Sous les toits, une fournaise insoutenable pour les oisillons
Les espèces d’oiseaux qui nichent sous les toits, comme le martinet, vont particulièrement souffrir de la chaleur. Sous les tuiles, la température peut monter jusqu’à 40 voire 50 °C. « Nous sommes en période de reproduction. Les oisillons qui viennent de naître risquent la déshydratation, décrit Serge Zaka. Nous avons observé, les années passées, de nombreux sauts de nids de ces petits qui tentaient d’échapper à la fournaise ». Et donc un risque plus important de mortalité.
Plus globalement, les parents vont aussi devoir arbitrer entre « risquer leur vie pour aller chercher de quoi nourrir leurs petits sous de fortes chaleurs ou laisser tomber les nids », continue le spécialiste. Car les besoins sont immenses. Chez la mésange par exemple, un poussin réclame entre trois à quatre chenilles par heure. Pour une nichée, cela peut représenter jusqu’à 300 larves de papillon quotidiennes.
Des vaches laitières plus stressées
Comme les humains, les animaux n’ont pas eu le temps de s’habituer. « Les vaches laitières notamment vont souffrir de cette soudaineté. Fin mai, les organismes vivants ne sont pas censés affronter durablement des températures dignes d’un cœur d’été caniculaire », insiste le spécialiste. Là aussi, les rendements risquent d’être réduits.
Des arbres plus solides mais fragilisés
On assiste déjà à la floraison « la plus précoce jamais observée », affirme le spécialiste. Pour autant, moins d’inquiétude que pour le reste de la nature car les arbres bénéficient de racines assez profondes. Ils peuvent ainsi puiser dans les pluies du début du mois de mai.

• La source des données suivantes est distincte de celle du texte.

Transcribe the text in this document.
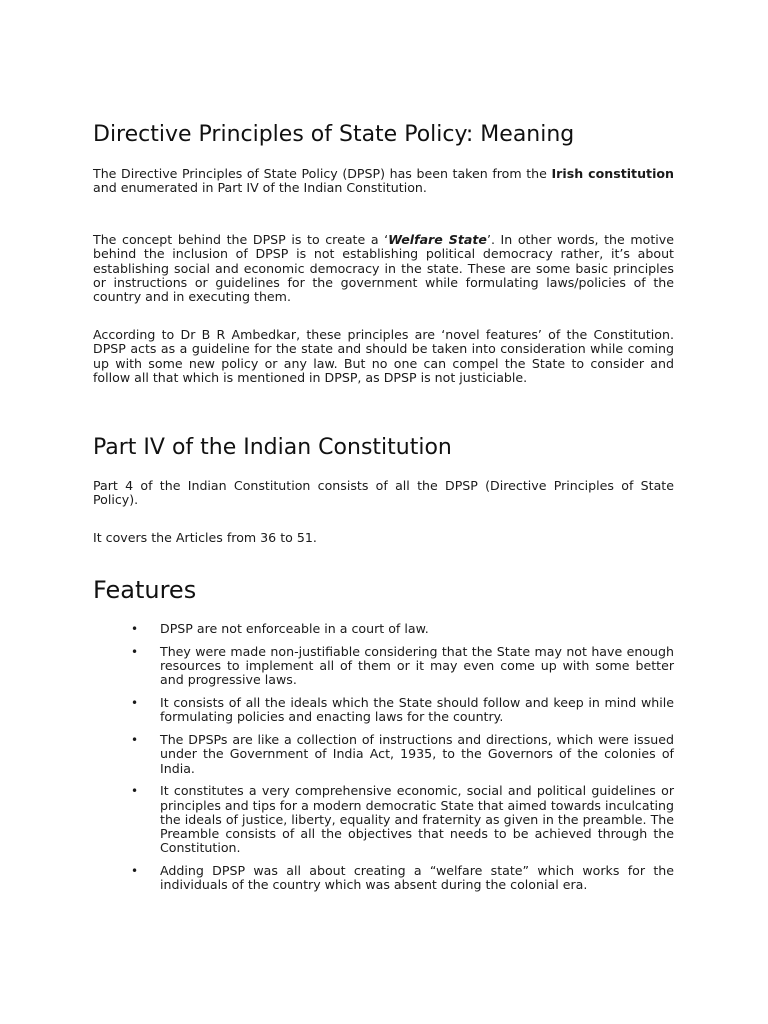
Directive Principles of State Policy: Meaning

The Directive Principles of State Policy (DPSP) has been taken from the Irish constitution and enumerated in Part IV of the Indian Constitution.

The concept behind the DPSP is to create a ‘Welfare State’. In other words, the motive behind the inclusion of DPSP is not establishing political democracy rather, it’s about establishing social and economic democracy in the state. These are some basic principles or instructions or guidelines for the government while formulating laws/policies of the country and in executing them.

According to Dr B R Ambedkar, these principles are ‘novel features’ of the Constitution. DPSP acts as a guideline for the state and should be taken into consideration while coming up with some new policy or any law. But no one can compel the State to consider and follow all that which is mentioned in DPSP, as DPSP is not justiciable.

Part IV of the Indian Constitution

Part 4 of the Indian Constitution consists of all the DPSP (Directive Principles of State Policy).

It covers the Articles from 36 to 51.

Features
• DPSP are not enforceable in a court of law.
• They were made non-justifiable considering that the State may not have enough resources to implement all of them or it may even come up with some better and progressive laws.
• It consists of all the ideals which the State should follow and keep in mind while formulating policies and enacting laws for the country.
• The DPSPs are like a collection of instructions and directions, which were issued under the Government of India Act, 1935, to the Governors of the colonies of India.
• It constitutes a very comprehensive economic, social and political guidelines or principles and tips for a modern democratic State that aimed towards inculcating the ideals of justice, liberty, equality and fraternity as given in the preamble. The Preamble consists of all the objectives that needs to be achieved through the Constitution.
• Adding DPSP was all about creating a “welfare state” which works for the individuals of the country which was absent during the colonial era.
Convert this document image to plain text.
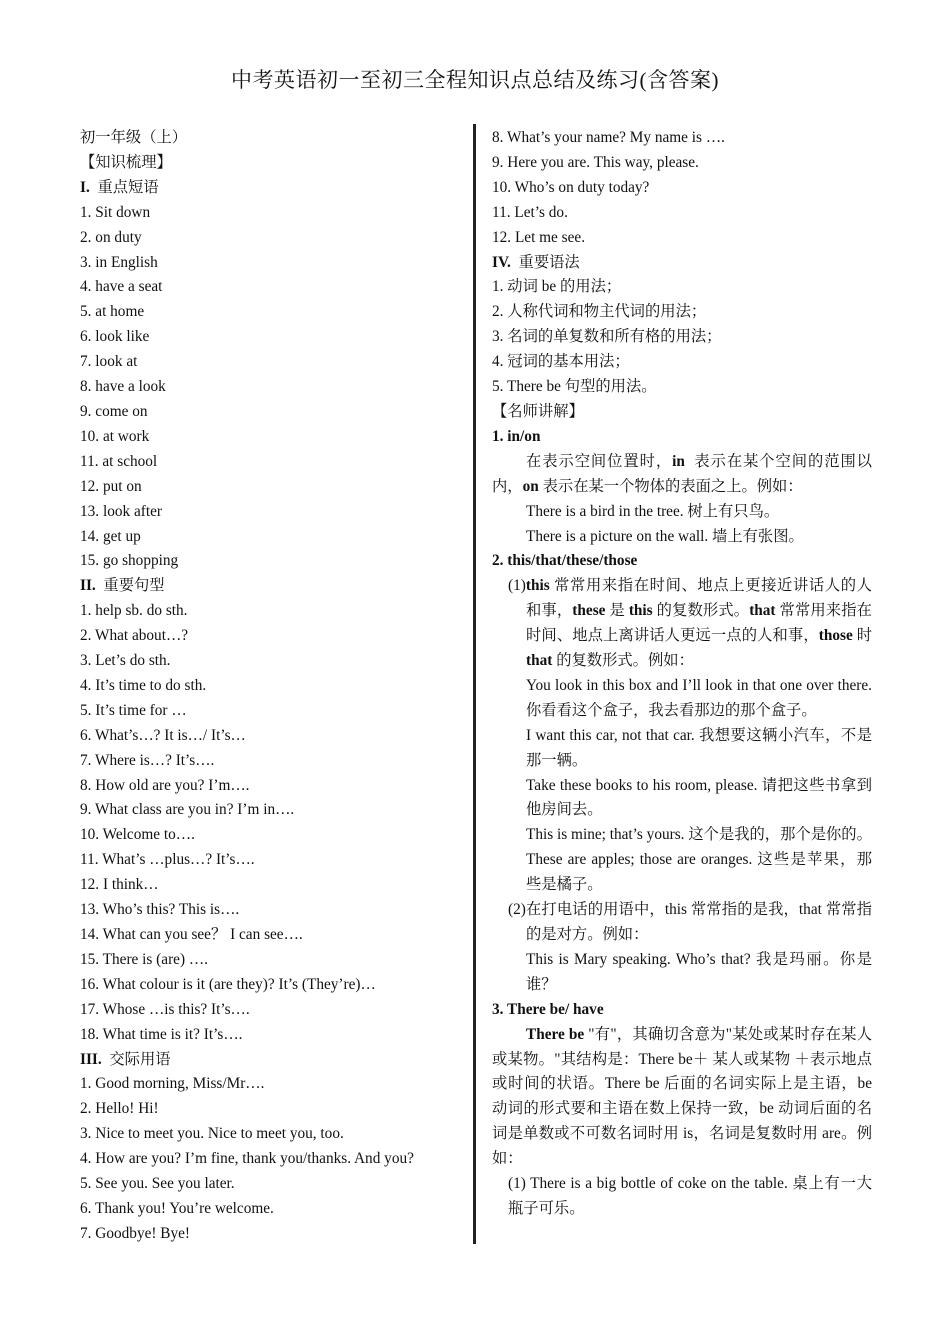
中考英语初一至初三全程知识点总结及练习(含答案)
初一年级（上）
【知识梳理】
I. 重点短语
1. Sit down
2. on duty
3. in English
4. have a seat
5. at home
6. look like
7. look at
8. have a look
9. come on
10. at work
11. at school
12. put on
13. look after
14. get up
15. go shopping
II. 重要句型
1. help sb. do sth.
2. What about…?
3. Let’s do sth.
4. It’s time to do sth.
5. It’s time for …
6. What’s…? It is…/ It’s…
7. Where is…? It’s….
8. How old are you? I’m….
9. What class are you in? I’m in….
10. Welcome to….
11. What’s …plus…? It’s….
12. I think…
13. Who’s this? This is….
14. What can you see？ I can see….
15. There is (are) ….
16. What colour is it (are they)? It’s (They’re)…
17. Whose …is this? It’s….
18. What time is it? It’s….
III. 交际用语
1. Good morning, Miss/Mr….
2. Hello! Hi!
3. Nice to meet you. Nice to meet you, too.
4. How are you? I’m fine, thank you/thanks. And you?
5. See you. See you later.
6. Thank you! You’re welcome.
7. Goodbye! Bye!
8. What’s your name? My name is ….
9. Here you are. This way, please.
10. Who’s on duty today?
11. Let’s do.
12. Let me see.
IV. 重要语法
1. 动词 be 的用法；
2. 人称代词和物主代词的用法；
3. 名词的单复数和所有格的用法；
4. 冠词的基本用法；
5. There be 句型的用法。
【名师讲解】
1. in/on
在表示空间位置时，in 表示在某个空间的范围以内，on 表示在某一个物体的表面之上。例如：
There is a bird in the tree. 树上有只鸟。
There is a picture on the wall. 墙上有张图。
2. this/that/these/those
(1)this 常常用来指在时间、地点上更接近讲话人的人和事，these 是 this 的复数形式。that 常常用来指在时间、地点上离讲话人更远一点的人和事，those 时 that 的复数形式。例如：
You look in this box and I’ll look in that one over there.你看看这个盒子，我去看那边的那个盒子。
I want this car, not that car. 我想要这辆小汽车，不是那一辆。
Take these books to his room, please. 请把这些书拿到他房间去。
This is mine; that’s yours. 这个是我的，那个是你的。
These are apples; those are oranges. 这些是苹果，那些是橘子。
(2)在打电话的用语中，this 常常指的是我，that 常常指的是对方。例如：
This is Mary speaking. Who’s that? 我是玛丽。你是谁？
3. There be/ have
There be "有"，其确切含意为"某处或某时存在某人或某物。"其结构是：There be＋ 某人或某物 ＋表示地点或时间的状语。There be 后面的名词实际上是主语，be 动词的形式要和主语在数上保持一致，be 动词后面的名词是单数或不可数名词时用 is，名词是复数时用 are。例如：
(1) There is a big bottle of coke on the table. 桌上有一大瓶子可乐。
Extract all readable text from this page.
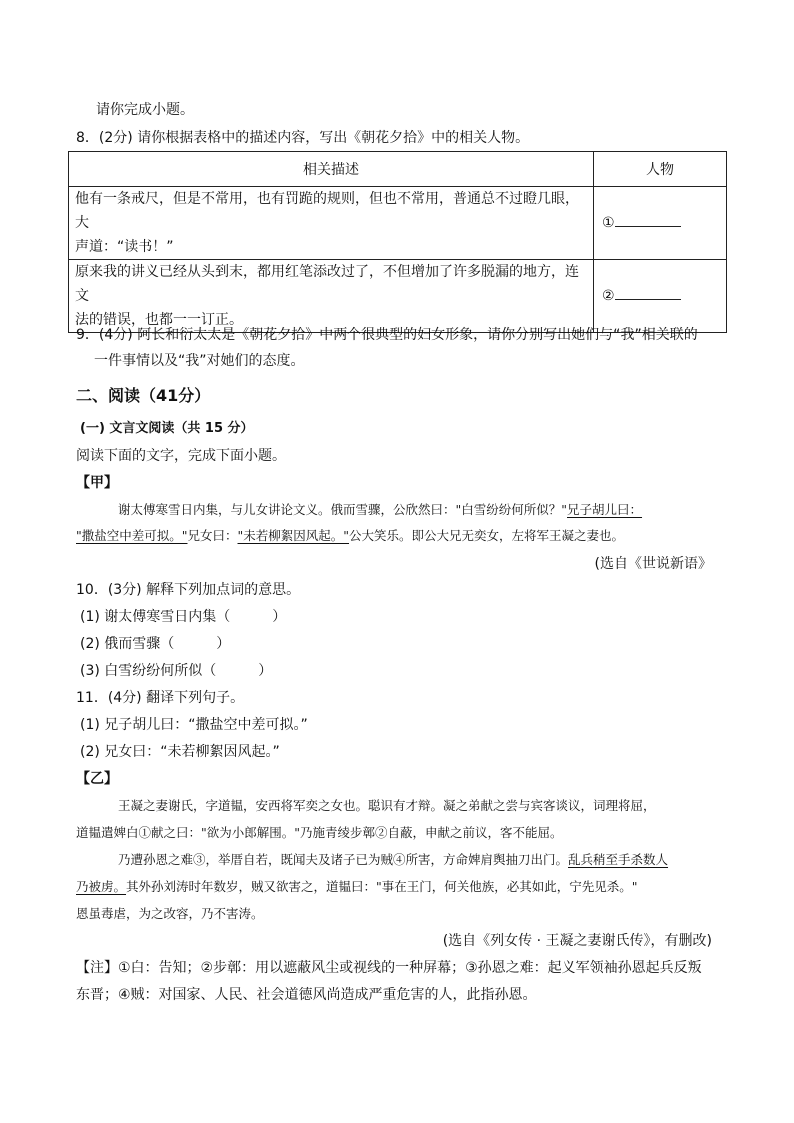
请你完成小题。
8．(2分) 请你根据表格中的描述内容，写出《朝花夕拾》中的相关人物。
相关描述	人物

他有一条戒尺，但是不常用，也有罚跪的规则，但也不常用，普通总不过瞪几眼，大
声道：“读书！”	①

原来我的讲义已经从头到末，都用红笔添改过了，不但增加了许多脱漏的地方，连文
法的错误，也都一一订正。	②
9．(4分) 阿长和衍太太是《朝花夕拾》中两个很典型的妇女形象，请你分别写出她们与“我”相关联的
一件事情以及“我”对她们的态度。
二、阅读（41分）
(一) 文言文阅读（共 15 分）
阅读下面的文字，完成下面小题。
【甲】
谢太傅寒雪日内集，与儿女讲论文义。俄而雪骤，公欣然曰："白雪纷纷何所似？"兄子胡儿曰：
"撒盐空中差可拟。"兄女曰："未若柳絮因风起。"公大笑乐。即公大兄无奕女，左将军王凝之妻也。
(选自《世说新语》
10．(3分) 解释下列加点词的意思。
(1) 谢太傅寒雪日内集（　　　）
(2) 俄而雪骤（　　　）
(3) 白雪纷纷何所似（　　　）
11．(4分) 翻译下列句子。
(1) 兄子胡儿曰：“撒盐空中差可拟。”
(2) 兄女曰：“未若柳絮因风起。”
【乙】
王凝之妻谢氏，字道韫，安西将军奕之女也。聪识有才辩。凝之弟献之尝与宾客谈议，词理将屈，
道韫遣婢白①献之曰："欲为小郎解围。"乃施青绫步鄣②自蔽，申献之前议，客不能屈。
乃遭孙恩之难③，举厝自若，既闻夫及诸子已为贼④所害，方命婢肩舆抽刀出门。乱兵稍至手杀数人
乃被虏。其外孙刘涛时年数岁，贼又欲害之，道韫曰："事在王门，何关他族，必其如此，宁先见杀。"
恩虽毒虐，为之改容，乃不害涛。
(选自《列女传 · 王凝之妻谢氏传》，有删改)
【注】①白：告知；②步鄣：用以遮蔽风尘或视线的一种屏幕；③孙恩之难：起义军领袖孙恩起兵反叛
东晋；④贼：对国家、人民、社会道德风尚造成严重危害的人，此指孙恩。
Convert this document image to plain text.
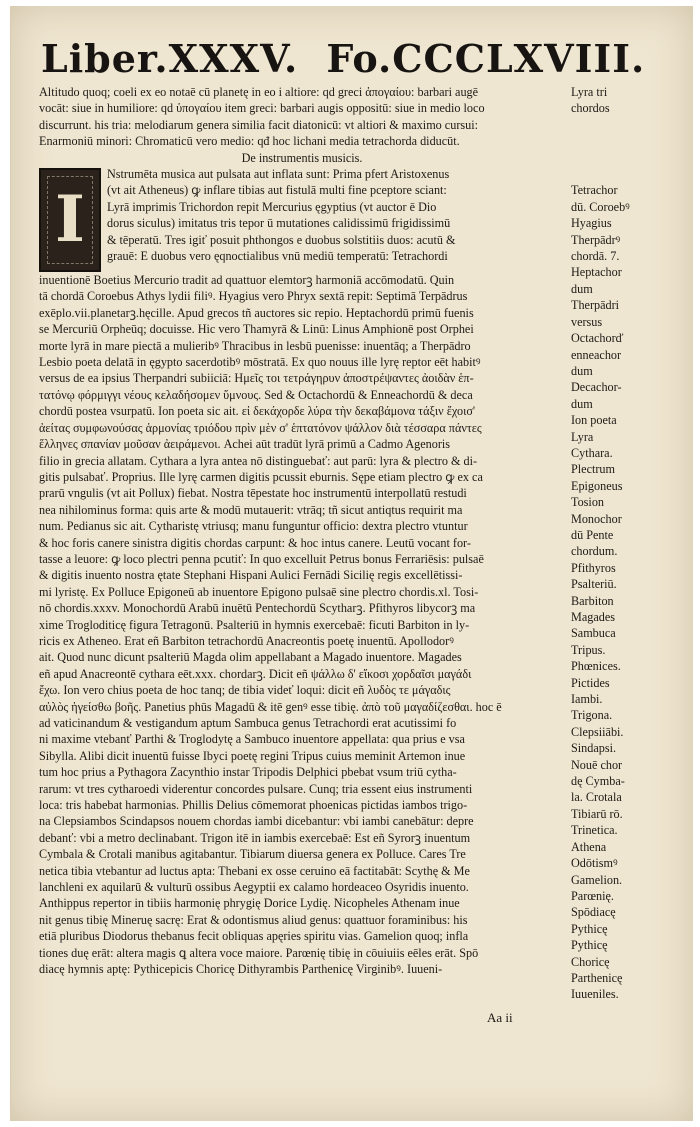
Liber.XXXV. Fo.CCCLXVIII.
Altitudo quoq; coeli ex eo notaē cū planetę in eo i altiore: qd greci ἀπογαίου: barbari augē
vocāt: siue in humiliore: qd ὑπογαίου item greci: barbari augis oppositū: siue in medio loco
discurrunt. his tria: melodiarum genera similia facit diatonicū: vt altiori & maximo cursui:
Enarmoniū minori: Chromaticū vero medio: qđ hoc lichani media tetrachorda diducūt.
De instrumentis musicis.
I
Nstrumēta musica aut pulsata aut inflata sunt: Prima pfert Aristoxenus
(vt ait Atheneus) ꝙ inflare tibias aut fistulā multi fine pceptore sciant:
Lyrā imprimis Trichordon repit Mercurius ęgyptius (vt auctor ē Dio
dorus siculus) imitatus tris tepor ū mutationes calidissimū frigidissimū
& tēperatū. Tres igiť posuit phthongos e duobus solstitiis duos: acutū &
grauē: E duobus vero ęqnoctialibus vnū mediū temperatū: Tetrachordi
inuentionē Boetius Mercurio tradit ad quattuor elemtorꝫ harmoniā accōmodatū. Quin
tā chordā Coroebus Athys lydii filiꝰ. Hyagius vero Phryx sextā repit: Septimā Terpādrus
exēplo.vii.planetarꝫ.hęcille. Apud grecos tñ auctores sic repio. Heptachordū primū fuenis
se Mercuriū Orpheūq; docuisse. Hic vero Thamyrā & Linū: Linus Amphionē post Orphei
morte lyrā in mare piectā a mulieribꝰ Thracibus in lesbū puenisse: inuentāq; a Therpādro
Lesbio poeta delatā in ęgypto sacerdotibꝰ mōstratā. Ex quo nouus ille lyrę reptor eēt habitꝰ
versus de ea ipsius Therpandri subiiciā: Ημεῖς τοι τετράγηρυν ἀποστρέψαντες ἀοιδὰν ἑπ-
τατόνῳ φόρμιγγι νέους κελαδήσομεν ὕμνους. Sed & Octachordū & Enneachordū & deca
chordū postea vsurpatū. Ion poeta sic ait. εἰ δεκάχορδε λύρα τὴν δεκαβάμονα τάξιν ἔχοισ'
ἀείτας συμφωνούσας ἁρμονίας τριόδου πρὶν μὲν σ' ἑπτατόνον ψάλλον διὰ τέσσαρα πάντες
ἕλληνες σπανίαν μοῦσαν ἀειράμενοι. Achei aūt tradūt lyrā primū a Cadmo Agenoris
filio in grecia allatam. Cythara a lyra antea nō distinguebať: aut parū: lyra & plectro & di-
gitis pulsabať. Proprius. Ille lyrę carmen digitis pcussit eburnis. Sępe etiam plectro ꝙ ex ca
prarū vngulis (vt ait Pollux) fiebat. Nostra tēpestate hoc instrumentū interpollatū restudi
nea nihilominus forma: quis arte & modū mutauerit: vtrāq; tñ sicut antiqtus requirit ma
num. Pedianus sic ait. Cytharistę vtriusq; manu funguntur officio: dextra plectro vtuntur
& hoc foris canere sinistra digitis chordas carpunt: & hoc intus canere. Leutū vocant for-
tasse a leuore: ꝙ loco plectri penna pcutiť: In quo excelluit Petrus bonus Ferrariēsis: pulsaē
& digitis inuento nostra ętate Stephani Hispani Aulici Fernādi Sicilię regis excellētissi-
mi lyristę. Ex Polluce Epigoneū ab inuentore Epigono pulsaē sine plectro chordis.xl. Tosi-
nō chordis.xxxv. Monochordū Arabū inuētū Pentechordū Scytharꝫ. Pfithyros libycorꝫ ma
xime Trogloditicę figura Tetragonū. Psalteriū in hymnis exercebaē: ficuti Barbiton in ly-
ricis ex Atheneo. Erat eñ Barbiton tetrachordū Anacreontis poetę inuentū. Apollodorꝰ
ait. Quod nunc dicunt psalteriū Magda olim appellabant a Magado inuentore. Magades
eñ apud Anacreontē cythara eēt.xxx. chordarꝫ. Dicit eñ ψάλλω δ' εἴκοσι χορδαῖσι μαγάδι
ἔχω. Ion vero chius poeta de hoc tanq; de tibia videť loqui: dicit eñ λυδὸς τε μάγαδις
αὐλὸς ἡγείσθω βοῆς. Panetius phūs Magadū & itē genꝰ esse tibię. ἀπὸ τοῦ μαγαδίζεσθαι. hoc ē
ad vaticinandum & vestigandum aptum Sambuca genus Tetrachordi erat acutissimi fo
ni maxime vtebanť Parthi & Troglodytę a Sambuco inuentore appellata: qua prius e vsa
Sibylla. Alibi dicit inuentū fuisse Ibyci poetę regini Tripus cuius meminit Artemon inue
tum hoc prius a Pythagora Zacynthio instar Tripodis Delphici pbebat vsum triū cytha-
rarum: vt tres cytharoedi viderentur concordes pulsare. Cunq; tria essent eius instrumenti
loca: tris habebat harmonias. Phillis Delius cōmemorat phoenicas pictidas iambos trigo-
na Clepsiambos Scindapsos nouem chordas iambi dicebantur: vbi iambi canebātur: depre
debanť: vbi a metro declinabant. Trigon itē in iambis exercebaē: Est eñ Syrorꝫ inuentum
Cymbala & Crotali manibus agitabantur. Tibiarum diuersa genera ex Polluce. Cares Tre
netica tibia vtebantur ad luctus apta: Thebani ex osse ceruino eā factitabāt: Scythę & Me
lanchleni ex aquilarū & vulturū ossibus Aegyptii ex calamo hordeaceo Osyridis inuento.
Anthippus repertor in tibiis harmonię phrygię Dorice Lydię. Nicopheles Athenam inue
nit genus tibię Mineruę sacrę: Erat & odontismus aliud genus: quattuor foraminibus: his
etiā pluribus Diodorus thebanus fecit obliquas apęries spiritu vias. Gamelion quoq; infla
tiones duę erāt: altera magis ꝗ altera voce maiore. Parœnię tibię in cōuiuiis eēles erāt. Spō
diacę hymnis aptę: Pythicepicis Choricę Dithyrambis Parthenicę Virginibꝰ. Iuueni-
Lyra tri
chordos

Tetrachor
dū. Coroebꝰ
Hyagius
Therpādrꝰ
chordā. 7.
Heptachor
dum
Therpādri
versus
Octachorď
enneachor
dum
Decachor-
dum
Ion poeta
Lyra
Cythara.
Plectrum
Epigoneus
Tosion
Monochor
dū Pente
chordum.
Pfithyros
Psalteriū.
Barbiton
Magades
Sambuca
Tripus.
Phœnices.
Pictides
Iambi.
Trigona.
Clepsiiābi.
Sindapsi.
Nouē chor
dę Cymba-
la. Crotala
Tibiarū rō.
Trinetica.
Athena
Odōtismꝰ
Gamelion.
Parœnię.
Spōdiacę
Pythicę
Pythicę
Choricę
Parthenicę
Iuueniles.
Aa ii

Des cycles biologiques désynchronisés
Cette grande variabilité des phénomènes, faite de succession de chaleurs soudaines, d’épisodes de froid marqués, de pluies intenses et parfois imprévisibles, risque de déboussoler les cycles des espèces. Certains spécialistes craignent leur désynchronisation : qu’à la faveur d’une hausse précoce de température, les animaux se réveillent, se reproduisent, alors que leur nourriture — feuilles ou insectes — n’est pas encore arrivée.
Des petits gestes qui comptent
Ceux qui ont un jardin peuvent faire un peu d’ombre en installant un parasol ou une toile entre les arbres, éviter de tondre et garder les feuilles pour que les petits animaux y trouvent refuge ou mettre à disposition de l’eau dans des coupelles en hauteur — à changer chaque jour pour éviter les pontes de moustiques-tigres.